“Just have them chew on sticks from trees, that’s all they can afford anyway.”
“You really think that if you give these people toothbrushes, they will listen to you.”
“Why should I even care? Why do you care?”
These are just a couple of the negative remarks I have gotten from people in regards to my request to help us with our newest project- donating brushes, paste and other oral hygiene materials to the Indian Dental Association’s dental camp this coming fall.

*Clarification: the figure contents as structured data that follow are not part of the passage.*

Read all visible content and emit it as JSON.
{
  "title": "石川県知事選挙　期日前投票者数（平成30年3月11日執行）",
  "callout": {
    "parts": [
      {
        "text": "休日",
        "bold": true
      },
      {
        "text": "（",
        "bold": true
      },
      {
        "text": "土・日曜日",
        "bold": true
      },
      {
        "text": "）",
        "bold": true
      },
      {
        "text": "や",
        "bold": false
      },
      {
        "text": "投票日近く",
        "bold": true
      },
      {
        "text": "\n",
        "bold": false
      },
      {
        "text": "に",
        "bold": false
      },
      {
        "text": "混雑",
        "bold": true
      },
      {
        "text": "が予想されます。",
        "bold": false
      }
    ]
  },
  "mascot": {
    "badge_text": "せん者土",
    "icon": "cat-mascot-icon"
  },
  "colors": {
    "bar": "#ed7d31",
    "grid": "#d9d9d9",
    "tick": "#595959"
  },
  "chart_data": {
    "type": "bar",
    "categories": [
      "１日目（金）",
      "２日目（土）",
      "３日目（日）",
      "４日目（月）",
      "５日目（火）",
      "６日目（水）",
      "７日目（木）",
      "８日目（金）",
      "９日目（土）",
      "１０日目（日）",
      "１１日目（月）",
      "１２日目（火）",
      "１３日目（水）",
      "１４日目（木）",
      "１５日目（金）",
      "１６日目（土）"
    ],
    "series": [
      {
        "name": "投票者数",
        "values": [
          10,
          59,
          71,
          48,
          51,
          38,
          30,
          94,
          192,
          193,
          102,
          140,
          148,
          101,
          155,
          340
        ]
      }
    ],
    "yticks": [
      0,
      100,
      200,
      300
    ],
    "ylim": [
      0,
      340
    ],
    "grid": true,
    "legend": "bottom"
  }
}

Ashwin Naidu, a TEDs Fellow, gave me some words of advice, “For every 10 No’s there is always a Yes.” That one yes is a worthy enough reason to continue to pursue this cause.
I am going to share some statistics and stories from my research as to why this should matter and why you should be a vessel for hope. We are all called to be citizens of our community, but sometimes we forget that we are indeed citizens of the world as well. Access to resources to be healthy should be a right. But, that is not the case for some of the people in India. And yes, a toothbrush can have a profound affect on overall health and well- being. Oral hygiene should not be dismissed.
Fact: “Only 10% of dentists where approximately 70% of the Indian population resides.”
Because of this, people who experience dental complications have to see Dental Quacks, unauthorized dentists. Their treatment tools consist of unsterile screwdrivers and pliers. The infections afterwards from these dental quacks are even more detrimental to the patient than what they originally came in for. A five year old boy went for a simple tooth extraction, but a week later, he passed away from an infection because the tool was contaminated. The first step is getting children a brush so they do not have to be put in these situations. The next step is to reform the health policy, but unfortunately that will not happen unless people start understanding and caring.
Fact: “According to a survey, the prevalence of dental caries in children aged 5 years was 50%; 52.5% in 12 year olds; 61.4% in 15 year olds; 79.2% in 35–44 year olds; and 84.7% in 65–74 year olds.”
The children lack the resources they need to take care of their teeth (whether that be the tangible brushes or the knowledge of health practices). “63.8% of mothers did not know the importance of brushing their child’s deciduous teeth, and 84.3% mothers did not know that oral diseases can affect general health.” This is one of the main reasons why we admire the Indian Dental Association. Their Children’s Day camp helps mothers and their children learn about good oral hygiene practices. Children are the leaders of the future and if they have healthy habits, then we can create a generational change.
Fact: Dental diseases affect the rest of the body
“26% of the Indian population is living below the poverty line”. It’s only 26% right? The population in India is estimated to be 1,350,438,098 and 26% of that is 351,113,905.48 people. That does not seem so small anymore. This means that if a dad had to take a day off from work because of a dental related illness, which is not at all uncommon, his family of five is unable to eat that day.
Oral health affects overall health.
As global citizens, it is our duties to aspire to give every being the right to be healthy. And yes, that starts with a toothbrush, something that we take for granted. A toothbrush embodies an initiative to recognize the importance of oral health and that is a cause worth talking about.
Muskaan donates these hygiene materials and other resources to children, through the Indian Dental Association, and to villages, through Ashwin Naidu’s Nonprofit Fishing Cat Conservancy. We believe in the power of one YES and I would be incredibly grateful if you support our mission. No one should ever be denied access to a toothbrush. Help us change the attitudes surrounding oral health in India and donate today. We will not stop until everyone has a toothbrush in their hands. One dollar gives four people in India a toothbrush.